Временами я испытывал стыд за плохую, поношенную одежду, но большей частью мне это было все равно. В маленьком живописном городке Литвы, утопающем в садах, дядька свел знакомство с одним генералом в отставке, доживающем век на покое в родном имении. Генерал составлял «Записки» и нуждался в секретаре недорогом и грамотном. Я попал к этому генералу. Мне было 19 лет. Я получал 25 рублей в месяц на всем готовом.

На двадцатом году я пережил сильный перелом в своей жизни. Я слишком сильно жил, я захлебывался, задыхался. Моей слабой груди не хватало сил, чтобы плыть по реке с таким сильным течением. У генерала была дочь Иза, ей было 26 лет; она была на семь лет старше меня годами и на много лет — опытностью и отвагой жизни.

II

В глубине двора, похожего на сад, стоял белый помещичий дом с широкой стеклянной верандой. Дорога, проросшая травой, между двумя рядами старых грабов, вела к дому. Моя комната была самой маленькой в доме, окна ее выходили в густые кусты сирени, за которыми закрывали небо и стены ветвистые яблони. Длинные, могуче отросшие их ветви вытягивались над землею и ломились под тяжестью маленьких краснощеких плодов. От этого в комнате моей всегда днем было полутемно и на полу, и по кровати дрожали тени ветвей. Молоденькая прислуга Марыня каждый день с необыкновенной старательностью чистила и вытирала в моей комнате. На третий день после моего приезда она утром принесла мне сорванные с грядки желтые бокальчики цветов и поставила в вазу.

— Как они называются?

— Красолии, — немного смущенно ответила она.

Ей было лет шестнадцать или семнадцать. Светловолосая, с нежным очерком тонкого лица и мягкими серо-синими глазами, она в первый же момент, когда я ее увидел, пробудила во мне нежное и томительное чувство. До этого ничего подобного я не испытывал. Я интересовался только книгами.

Она заметила, что я на нее посматриваю и отвожу глаза, когда она обернется на мой взгляд. И мне показалось, что в моем присутствии сам голос ее звучит вкрадчивей и мягче. Она была прислугой. Никто не обращал на нее внимания. Ее судьба — мыть и чистить в доме, а потом найти свое счастье с каким-нибудь крепким и веселым кучером или угрюмым и пьющим мастеровым. Но от того, что ее маленькие загорелые руки возились в доме и держали метлу или веник, оттого, что она по утрам должна была приходить в мою комнату и убирать мою постель, подметать пол, — я еще трогательнее и острее ее чувствовал. Когда она шла впереди меня, я смотрел на ее прямую маленькую фигурку — и во мне все время дрожало умиленное робкое чувство.

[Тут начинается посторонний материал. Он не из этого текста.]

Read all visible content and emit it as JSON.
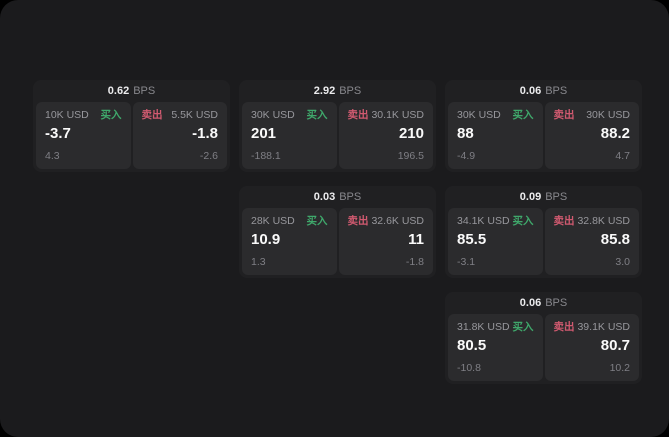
{
  "labels": {
    "bps_unit": "BPS",
    "buy": "买入",
    "sell": "卖出"
  },
  "colors": {
    "buy_accent": "#3fa86b",
    "sell_accent": "#d15a70",
    "panel_background": "#1b1b1d",
    "card_background": "#202022",
    "tile_background": "#2b2b2d"
  },
  "cards": [
    {
      "bps": "0.62",
      "buy": {
        "notional": "10K USD",
        "value": "-3.7",
        "sub": "4.3"
      },
      "sell": {
        "notional": "5.5K USD",
        "value": "-1.8",
        "sub": "-2.6"
      }
    },
    {
      "bps": "2.92",
      "buy": {
        "notional": "30K USD",
        "value": "201",
        "sub": "-188.1"
      },
      "sell": {
        "notional": "30.1K USD",
        "value": "210",
        "sub": "196.5"
      }
    },
    {
      "bps": "0.06",
      "buy": {
        "notional": "30K USD",
        "value": "88",
        "sub": "-4.9"
      },
      "sell": {
        "notional": "30K USD",
        "value": "88.2",
        "sub": "4.7"
      }
    },
    {
      "bps": "0.03",
      "buy": {
        "notional": "28K USD",
        "value": "10.9",
        "sub": "1.3"
      },
      "sell": {
        "notional": "32.6K USD",
        "value": "11",
        "sub": "-1.8"
      }
    },
    {
      "bps": "0.09",
      "buy": {
        "notional": "34.1K USD",
        "value": "85.5",
        "sub": "-3.1"
      },
      "sell": {
        "notional": "32.8K USD",
        "value": "85.8",
        "sub": "3.0"
      }
    },
    {
      "bps": "0.06",
      "buy": {
        "notional": "31.8K USD",
        "value": "80.5",
        "sub": "-10.8"
      },
      "sell": {
        "notional": "39.1K USD",
        "value": "80.7",
        "sub": "10.2"
      }
    }
  ]
}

Это было первое сильное впечатление мое в доме генерала Стурдзни. Сам он, старик белый, хилый, дрожащими руками вынимал из папок свои записки, клочки бумаги, тетрадки и говорил, что все это материал и что их нужно привести в порядок. В первый же день, когда я отправился к нему в кабинет, он меня спросил, строго хмуря клочки белых бровей:

— Вы обладаете каким-либо слогом?

Я ответил, что сам судить не берусь и предложил испробовать.

— Моя дочь Иза, — заметил он, — мне немного написала. Но скоро нашла, что заниматься этим ей скучно. А я должен спешить. Сил уже мало осталось.

В это время в комнату вошла высокая женщина в черном, с белым лицом. Она мимоходом оглядела меня с ног до головы. Высокий худощавый юноша в белой рубашке, опоясанной черным ремнем, я, должно быть, выглядел порядочным волчком. Между тем ее взгляд показался мне суровым и неприятным. На лице ее подлинно сияли черным сильным блеском глаза. Я сейчас же бессознательно почувствовал в ней твердую и крепкую волю. Помню, что при входе ее мне стало как бы не по себе. Я почувствовал робость и стеснение.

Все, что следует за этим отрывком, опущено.